Jesus College Returns a Benin Bronze, Okukor, to Nigeria

        (Okukor and delegates at the handover ceremony)

On Wednesday, Jesus College, part of Cambridge University returned the Bronze, a statue of a cockerel known as Okukor, which has been held at the College since 1905. It became the first institution to return a Benin Bronze having presented it to Nigeria’s National Commission for Museums and Monuments.

The ceremony which celebrated the rightful return of the Bronze was held at the college and it had delegates from Nigeria in attendance. Before the agreement to hand over the statue, there was a long duration of discussion after demands were made that the statue be returned in 2016.

Okukor has been in the custody of the College since 1905 after it received it as gift from a student’s father. The Benin Bronzes comprises a collection of about a thousand pieces of Benin artworks from the thirteenth century which were stolen from the Court of Benin, now part of Nigeria, by the 1897 British Expedition to Benin.

At the start of his term in 2019, the present Master Sonita Alleyne OBE  agreed that the Bronze would be returned to Nigeria. The Charity Commission of England and Wales approved the transfer of the statue to the Oba of Benin and a handover ceremony was planned in December 2020.

The younger brother of the Oba of Benin, His Royal Highness Prince Aghatise Erediauwa said, “For coming to the conclusion that it’s immoral to retain such items, Jesus College is challenging the erroneous argument that stolen art cannot be returned.

“We are grateful for the student body who initiated the efforts for the return of the bronze. We are also grateful for the work of the Legacy of Slavery Working Party and most importantly we must thank Sonita for the promptness with which she decided Okukor is a royal ancestral heirloom.”

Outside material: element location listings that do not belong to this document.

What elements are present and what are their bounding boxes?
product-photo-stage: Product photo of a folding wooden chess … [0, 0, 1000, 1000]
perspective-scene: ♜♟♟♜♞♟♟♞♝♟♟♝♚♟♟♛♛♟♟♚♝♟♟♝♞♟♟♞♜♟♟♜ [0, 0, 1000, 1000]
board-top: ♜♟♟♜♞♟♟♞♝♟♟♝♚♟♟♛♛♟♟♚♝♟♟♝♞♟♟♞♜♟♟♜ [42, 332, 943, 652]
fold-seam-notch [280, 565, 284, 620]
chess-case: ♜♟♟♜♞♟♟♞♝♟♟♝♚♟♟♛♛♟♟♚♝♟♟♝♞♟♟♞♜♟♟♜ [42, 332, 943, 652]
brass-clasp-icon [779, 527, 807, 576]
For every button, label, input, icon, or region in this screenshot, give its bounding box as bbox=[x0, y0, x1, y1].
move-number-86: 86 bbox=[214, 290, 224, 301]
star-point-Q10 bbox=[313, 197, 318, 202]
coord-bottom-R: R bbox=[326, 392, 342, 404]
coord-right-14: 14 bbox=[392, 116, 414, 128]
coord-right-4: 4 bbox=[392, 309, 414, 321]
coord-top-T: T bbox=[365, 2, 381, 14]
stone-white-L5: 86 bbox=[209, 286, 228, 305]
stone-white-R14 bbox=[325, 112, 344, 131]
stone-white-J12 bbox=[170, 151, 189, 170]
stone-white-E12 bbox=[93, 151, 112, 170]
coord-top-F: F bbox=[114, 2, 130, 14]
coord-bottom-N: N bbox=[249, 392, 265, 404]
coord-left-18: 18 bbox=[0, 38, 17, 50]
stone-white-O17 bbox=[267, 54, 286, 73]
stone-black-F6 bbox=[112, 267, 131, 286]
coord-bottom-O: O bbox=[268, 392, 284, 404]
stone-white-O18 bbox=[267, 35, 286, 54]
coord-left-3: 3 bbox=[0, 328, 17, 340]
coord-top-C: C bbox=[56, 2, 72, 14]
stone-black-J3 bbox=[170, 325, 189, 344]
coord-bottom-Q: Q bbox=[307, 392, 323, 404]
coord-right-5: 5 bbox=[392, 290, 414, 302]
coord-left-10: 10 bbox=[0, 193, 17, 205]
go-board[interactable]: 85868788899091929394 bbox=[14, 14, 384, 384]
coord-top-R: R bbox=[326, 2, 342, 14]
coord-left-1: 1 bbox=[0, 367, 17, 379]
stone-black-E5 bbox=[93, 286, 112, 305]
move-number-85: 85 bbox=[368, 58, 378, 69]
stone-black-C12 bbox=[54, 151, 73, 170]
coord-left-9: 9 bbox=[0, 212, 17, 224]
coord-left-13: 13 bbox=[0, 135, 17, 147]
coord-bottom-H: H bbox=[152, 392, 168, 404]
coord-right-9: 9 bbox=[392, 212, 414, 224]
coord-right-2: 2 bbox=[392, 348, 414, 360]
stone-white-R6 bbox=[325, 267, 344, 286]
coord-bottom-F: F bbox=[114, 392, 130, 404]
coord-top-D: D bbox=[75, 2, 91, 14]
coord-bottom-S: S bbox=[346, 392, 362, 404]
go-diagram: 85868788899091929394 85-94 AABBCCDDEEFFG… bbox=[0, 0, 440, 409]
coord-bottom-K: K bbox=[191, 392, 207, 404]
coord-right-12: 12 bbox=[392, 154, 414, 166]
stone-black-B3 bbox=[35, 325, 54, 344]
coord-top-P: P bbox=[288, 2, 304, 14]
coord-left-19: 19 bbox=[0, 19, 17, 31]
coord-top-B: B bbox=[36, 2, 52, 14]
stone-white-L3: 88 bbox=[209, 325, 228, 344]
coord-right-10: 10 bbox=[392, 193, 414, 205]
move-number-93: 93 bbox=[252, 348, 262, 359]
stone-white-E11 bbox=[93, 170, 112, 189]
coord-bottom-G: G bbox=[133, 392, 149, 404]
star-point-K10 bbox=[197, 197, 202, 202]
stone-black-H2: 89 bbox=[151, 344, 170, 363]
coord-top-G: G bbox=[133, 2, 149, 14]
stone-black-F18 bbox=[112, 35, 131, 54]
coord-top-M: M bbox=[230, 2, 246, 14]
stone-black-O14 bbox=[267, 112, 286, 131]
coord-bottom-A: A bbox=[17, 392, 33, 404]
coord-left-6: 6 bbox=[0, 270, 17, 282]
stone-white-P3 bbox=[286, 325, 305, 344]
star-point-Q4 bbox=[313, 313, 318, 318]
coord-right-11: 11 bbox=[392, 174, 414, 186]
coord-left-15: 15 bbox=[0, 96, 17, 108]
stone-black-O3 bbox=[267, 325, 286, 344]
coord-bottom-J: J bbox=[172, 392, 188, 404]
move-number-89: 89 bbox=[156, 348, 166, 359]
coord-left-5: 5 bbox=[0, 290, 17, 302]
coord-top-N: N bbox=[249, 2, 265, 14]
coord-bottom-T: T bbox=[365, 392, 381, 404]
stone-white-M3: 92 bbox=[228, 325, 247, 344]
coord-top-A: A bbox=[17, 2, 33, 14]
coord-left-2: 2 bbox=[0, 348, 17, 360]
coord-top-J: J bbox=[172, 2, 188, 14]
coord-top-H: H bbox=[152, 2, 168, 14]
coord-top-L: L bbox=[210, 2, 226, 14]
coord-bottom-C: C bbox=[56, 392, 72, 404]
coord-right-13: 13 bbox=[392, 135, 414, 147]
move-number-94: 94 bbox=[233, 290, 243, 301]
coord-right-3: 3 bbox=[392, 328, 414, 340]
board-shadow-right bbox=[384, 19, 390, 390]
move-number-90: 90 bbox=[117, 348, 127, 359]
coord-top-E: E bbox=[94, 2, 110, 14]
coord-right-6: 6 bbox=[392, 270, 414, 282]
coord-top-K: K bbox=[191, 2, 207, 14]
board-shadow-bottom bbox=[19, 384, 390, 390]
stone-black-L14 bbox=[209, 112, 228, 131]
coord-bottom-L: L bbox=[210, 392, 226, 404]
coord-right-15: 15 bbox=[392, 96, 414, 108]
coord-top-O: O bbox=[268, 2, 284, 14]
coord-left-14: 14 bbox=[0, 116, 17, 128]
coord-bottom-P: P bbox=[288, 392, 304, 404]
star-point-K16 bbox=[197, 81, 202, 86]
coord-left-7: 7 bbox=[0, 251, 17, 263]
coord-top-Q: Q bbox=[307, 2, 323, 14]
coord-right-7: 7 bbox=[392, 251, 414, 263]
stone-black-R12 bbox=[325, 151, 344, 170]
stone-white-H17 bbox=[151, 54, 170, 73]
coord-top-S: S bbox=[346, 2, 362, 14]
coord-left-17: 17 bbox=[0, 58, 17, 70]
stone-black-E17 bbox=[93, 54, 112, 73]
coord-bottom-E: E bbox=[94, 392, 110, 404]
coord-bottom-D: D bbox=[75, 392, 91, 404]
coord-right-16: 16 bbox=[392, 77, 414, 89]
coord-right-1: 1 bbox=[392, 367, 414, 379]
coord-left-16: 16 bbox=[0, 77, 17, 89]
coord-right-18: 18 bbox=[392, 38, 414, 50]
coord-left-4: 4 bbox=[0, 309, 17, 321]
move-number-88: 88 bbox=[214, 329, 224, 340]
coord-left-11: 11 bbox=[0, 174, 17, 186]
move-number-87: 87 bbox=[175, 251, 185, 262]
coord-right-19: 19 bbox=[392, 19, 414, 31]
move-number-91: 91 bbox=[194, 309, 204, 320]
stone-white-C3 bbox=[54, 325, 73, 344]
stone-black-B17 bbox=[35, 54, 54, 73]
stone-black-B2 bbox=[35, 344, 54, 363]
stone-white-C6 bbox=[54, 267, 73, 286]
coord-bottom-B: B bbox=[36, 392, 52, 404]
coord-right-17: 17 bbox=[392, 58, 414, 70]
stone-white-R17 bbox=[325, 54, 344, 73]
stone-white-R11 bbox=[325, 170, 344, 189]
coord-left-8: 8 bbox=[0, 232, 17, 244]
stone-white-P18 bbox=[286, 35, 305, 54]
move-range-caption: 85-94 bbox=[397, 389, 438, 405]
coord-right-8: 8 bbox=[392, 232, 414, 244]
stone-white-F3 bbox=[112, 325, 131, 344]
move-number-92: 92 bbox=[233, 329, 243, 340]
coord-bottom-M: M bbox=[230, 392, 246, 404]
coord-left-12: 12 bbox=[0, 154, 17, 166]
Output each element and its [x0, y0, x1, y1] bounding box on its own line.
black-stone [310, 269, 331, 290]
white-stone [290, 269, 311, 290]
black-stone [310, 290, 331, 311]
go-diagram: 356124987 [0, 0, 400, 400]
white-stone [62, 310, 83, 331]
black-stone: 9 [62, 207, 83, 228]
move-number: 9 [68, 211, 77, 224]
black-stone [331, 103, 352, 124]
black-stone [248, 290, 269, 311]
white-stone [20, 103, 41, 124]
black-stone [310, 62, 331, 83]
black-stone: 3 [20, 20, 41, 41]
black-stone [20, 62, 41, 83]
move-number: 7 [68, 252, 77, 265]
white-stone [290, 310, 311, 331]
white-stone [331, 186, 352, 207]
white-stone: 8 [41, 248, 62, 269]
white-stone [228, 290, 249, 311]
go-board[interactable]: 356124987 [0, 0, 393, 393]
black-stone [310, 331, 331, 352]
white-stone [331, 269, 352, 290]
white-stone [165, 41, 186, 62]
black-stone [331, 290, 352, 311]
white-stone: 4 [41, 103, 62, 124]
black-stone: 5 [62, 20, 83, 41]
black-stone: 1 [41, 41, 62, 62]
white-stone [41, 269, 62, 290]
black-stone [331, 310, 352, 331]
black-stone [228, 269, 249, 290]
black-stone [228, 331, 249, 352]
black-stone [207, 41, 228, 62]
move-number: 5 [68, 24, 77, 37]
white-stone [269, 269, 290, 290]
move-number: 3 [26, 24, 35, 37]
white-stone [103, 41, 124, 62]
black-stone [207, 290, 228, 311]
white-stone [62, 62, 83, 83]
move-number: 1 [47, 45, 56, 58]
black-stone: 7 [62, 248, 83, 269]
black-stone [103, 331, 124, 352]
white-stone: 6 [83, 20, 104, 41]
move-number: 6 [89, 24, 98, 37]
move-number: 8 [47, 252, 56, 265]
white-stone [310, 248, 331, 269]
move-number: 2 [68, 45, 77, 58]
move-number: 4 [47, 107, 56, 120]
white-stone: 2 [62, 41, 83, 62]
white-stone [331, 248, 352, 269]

The handover ceremony had Professor Abba Isa Tijani, the Director General of the National Commission for Museums and Monuments of Nigeria, and Jesus Fellow Dr Veronique Mottier, who chairs the Legacies of Slavery Working Party in attendance.

Professor Tijani said, “It’s an honour to be here at Jesus College and to be part of this ceremony to do what’s right. We are very happy to be part of this process.

“We want to enable Nigerians to see what belongs to them – objects of their history, of cultural and religious importance, that have been away for so long. We would like other museums and institutions across the world to take this opportunity and follow suit.”